Now, spooked by the new transaction tax and Ncube’s move to hedge US dollar balances, retailers have been raising prices, shutting shop or charging in US dollars. The price hike and shortages have cost Mnangagwa even more political capital, with comparisons being made to the 2008 crisis.
Unable to find a quick solution, the temptation to ditch the pro-market façade and return to vintage ZANU-PF’s control economics could get stronger.
Wagging the finger
Mnangagwa has previously rejected price controls. A recent Cabinet press statement also said there would be no return to price controls. However, it was announced that “inter-ministerial committee on price stabilisation”, previously disbanded, would be “re-activated and engage with the business sector in order to address the challenges at hand”.
Separately, Vice President Kembo Mohadi held a press briefing and threatened to unleash “price monitors” on retailers. While he stopped short of declaring full price controls, such threats to businesses will have set some alarm bells ringing.
There have been other worrying signs. At the weekend, in a column for the Sunday Mail, Mnangagwa declared that illegal foreign currency trade had become a “security issue”. Mangudya was also quoted in the press warning private companies illegally buying forex on the black market.
RBZ is increasingly unable to meet the forex demands of local companies, with the forex payments backlog at over $600 million. Mining firm RioZim has taken the unusual step of threatening a lawsuit because RBZ is not meeting its pledges to provide forex. Threats from Mnangagwa and Mangudya are therefore clearly out-of-place, as they both know there wouldn’t be a black market if there was enough forex to go around.
Any crackdown on businesses would no doubt please the idle leaders stuck at ZANU-PF headquarters with little else to do. Finally, they would have something to do.
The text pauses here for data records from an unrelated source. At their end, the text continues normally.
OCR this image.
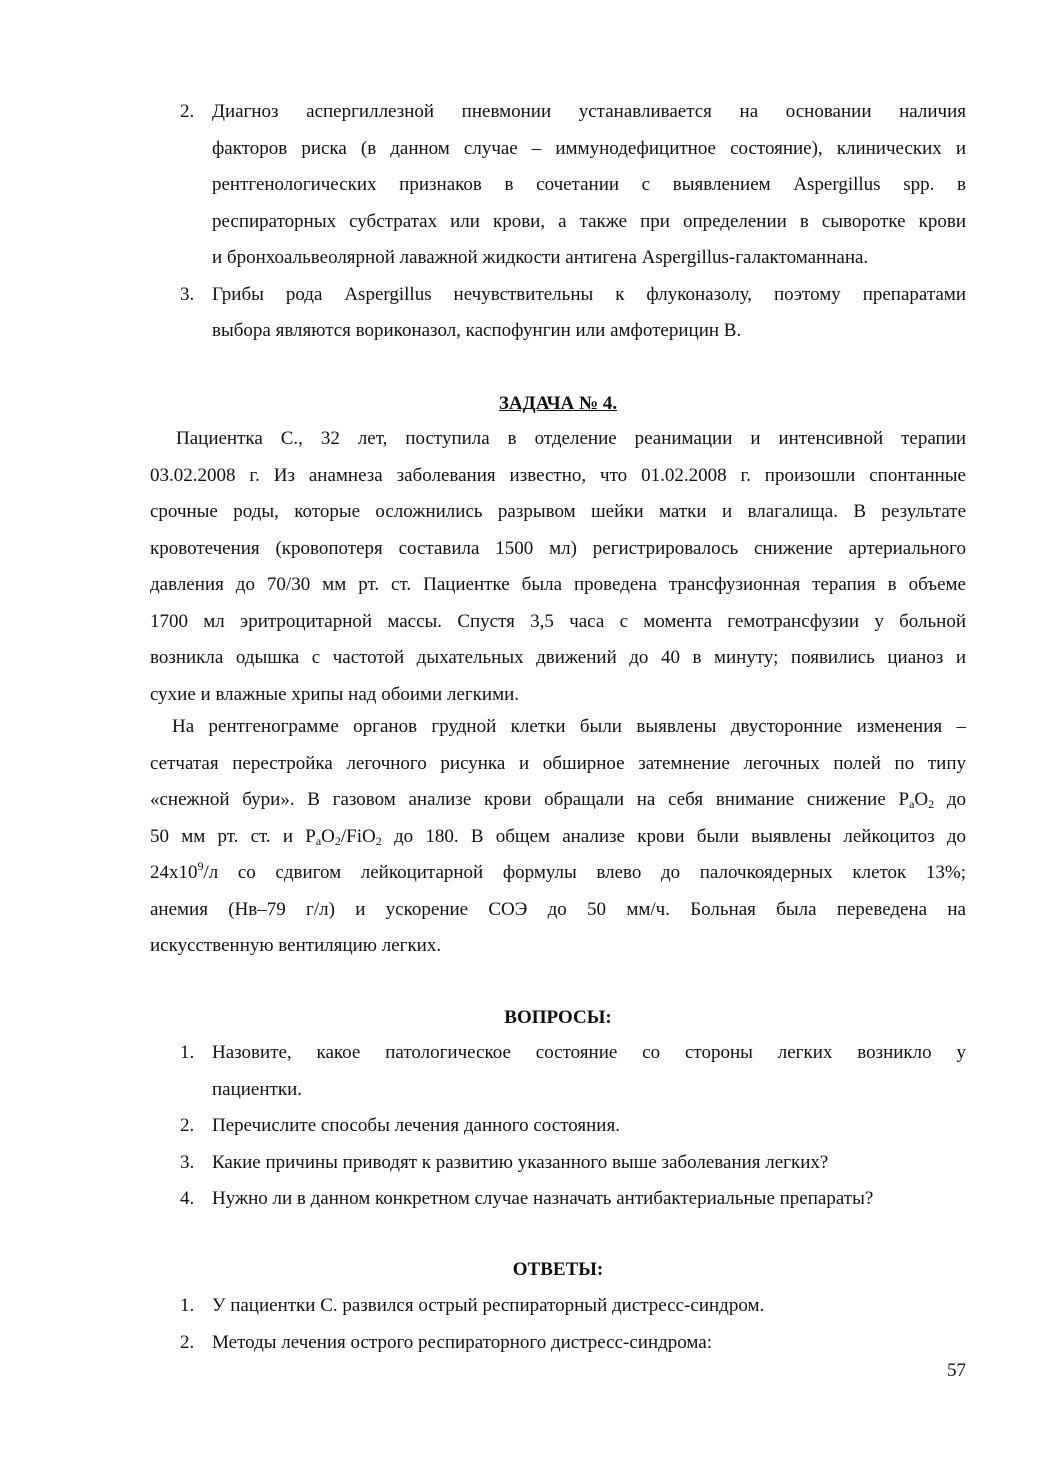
2. Диагноз аспергиллезной пневмонии устанавливается на основании наличия
факторов риска (в данном случае – иммунодефицитное состояние), клинических и
рентгенологических признаков в сочетании с выявлением Aspergillus spp. в
респираторных субстратах или крови, а также при определении в сыворотке крови
и бронхоальвеолярной лаважной жидкости антигена Aspergillus-галактоманнана.
3. Грибы рода Aspergillus нечувствительны к флуконазолу, поэтому препаратами
выбора являются вориконазол, каспофунгин или амфотерицин В.
ЗАДАЧА № 4.
Пациентка С., 32 лет, поступила в отделение реанимации и интенсивной терапии
03.02.2008 г. Из анамнеза заболевания известно, что 01.02.2008 г. произошли спонтанные
срочные роды, которые осложнились разрывом шейки матки и влагалища. В результате
кровотечения (кровопотеря составила 1500 мл) регистрировалось снижение артериального
давления до 70/30 мм рт. ст. Пациентке была проведена трансфузионная терапия в объеме
1700 мл эритроцитарной массы. Спустя 3,5 часа с момента гемотрансфузии у больной
возникла одышка с частотой дыхательных движений до 40 в минуту; появились цианоз и
сухие и влажные хрипы над обоими легкими.
На рентгенограмме органов грудной клетки были выявлены двусторонние изменения –
сетчатая перестройка легочного рисунка и обширное затемнение легочных полей по типу
«снежной бури». В газовом анализе крови обращали на себя внимание снижение $P_aO_2$ до
50 мм рт. ст. и $P_aO_2/FiO_2$ до 180. В общем анализе крови были выявлены лейкоцитоз до
$24x10^9/л$ со сдвигом лейкоцитарной формулы влево до палочкоядерных клеток 13%;
анемия (Нв–79 г/л) и ускорение СОЭ до 50 мм/ч. Больная была переведена на
искусственную вентиляцию легких.
ВОПРОСЫ:
1. Назовите, какое патологическое состояние со стороны легких возникло у
пациентки.
2. Перечислите способы лечения данного состояния.
3. Какие причины приводят к развитию указанного выше заболевания легких?
4. Нужно ли в данном конкретном случае назначать антибактериальные препараты?
ОТВЕТЫ:
1. У пациентки С. развился острый респираторный дистресс-синдром.
2. Методы лечения острого респираторного дистресс-синдрома:
57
They wouldn’t waste no time dusting off their cobwebs and thrusting themselves in front of microphones, to wag fingers at “unscrupulous businessmen” and “saboteurs”.
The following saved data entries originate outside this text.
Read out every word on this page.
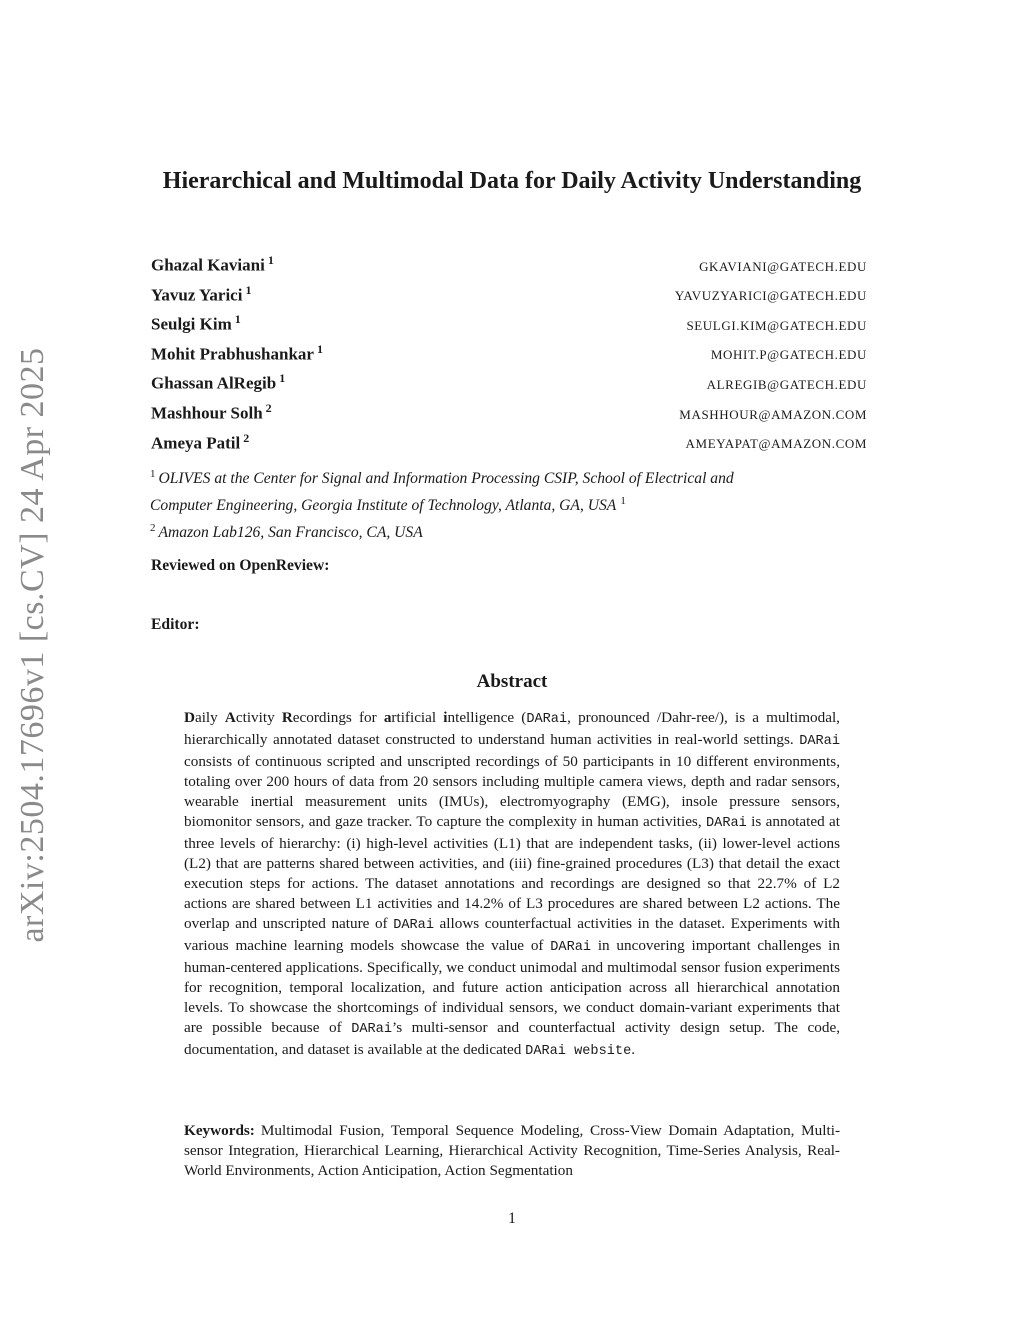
arXiv:2504.17696v1 [cs.CV] 24 Apr 2025
Hierarchical and Multimodal Data for Daily Activity Understanding
Ghazal Kaviani $^1$	GKAVIANI@GATECH.EDU
Yavuz Yarici $^1$	YAVUZYARICI@GATECH.EDU
Seulgi Kim $^1$	SEULGI.KIM@GATECH.EDU
Mohit Prabhushankar $^1$	MOHIT.P@GATECH.EDU
Ghassan AlRegib $^1$	ALREGIB@GATECH.EDU
Mashhour Solh $^2$	MASHHOUR@AMAZON.COM
Ameya Patil $^2$	AMEYAPAT@AMAZON.COM
$^1$ OLIVES at the Center for Signal and Information Processing CSIP, School of Electrical and
Computer Engineering, Georgia Institute of Technology, Atlanta, GA, USA $^1$
$^2$ Amazon Lab126, San Francisco, CA, USA
Reviewed on OpenReview:
Editor:
Abstract
Daily Activity Recordings for artificial intelligence (DARai, pronounced /Dahr-ree/), is a multimodal, hierarchically annotated dataset constructed to understand human activities in real-world settings. DARai consists of continuous scripted and unscripted recordings of 50 participants in 10 different environments, totaling over 200 hours of data from 20 sensors including multiple camera views, depth and radar sensors, wearable inertial measurement units (IMUs), electromyography (EMG), insole pressure sensors, biomonitor sensors, and gaze tracker. To capture the complexity in human activities, DARai is annotated at three levels of hierarchy: (i) high-level activities (L1) that are independent tasks, (ii) lower-level actions (L2) that are patterns shared between activities, and (iii) fine-grained procedures (L3) that detail the exact execution steps for actions. The dataset annotations and recordings are designed so that 22.7% of L2 actions are shared between L1 activities and 14.2% of L3 procedures are shared between L2 actions. The overlap and unscripted nature of DARai allows counterfactual activities in the dataset. Experiments with various machine learning models showcase the value of DARai in uncovering important challenges in human-centered applications. Specifically, we conduct unimodal and multimodal sensor fusion experiments for recognition, temporal localization, and future action anticipation across all hierarchical annotation levels. To showcase the shortcomings of individual sensors, we conduct domain-variant experiments that are possible because of DARai’s multi-sensor and counterfactual activity design setup. The code, documentation, and dataset is available at the dedicated DARai website.
Keywords: Multimodal Fusion, Temporal Sequence Modeling, Cross-View Domain Adaptation, Multi-sensor Integration, Hierarchical Learning, Hierarchical Activity Recognition, Time-Series Analysis, Real-World Environments, Action Anticipation, Action Segmentation
1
This is the only sort of leadership they have ever known.
Mnangagwa has sold himself at home and abroad as the “steady and firm hand” that the country needs. How he balances his political base on one hand, and the needed tough economic measures on the other, all in the midst of crisis, will test those credentials.
You are 100% correct there; of course, there would be no black market trading in foreign currency if there was no shortage of forex.
Indeed, it is nonsense to call it black market, Zimbabwe is using a multi-currency system and therefore anyone is free to trade in any of the currencies and that include trading in the currency themselves unlike in the Z$ days when it was the only legal currency and only authorised dealers were allowed to exchange Z$ for forex.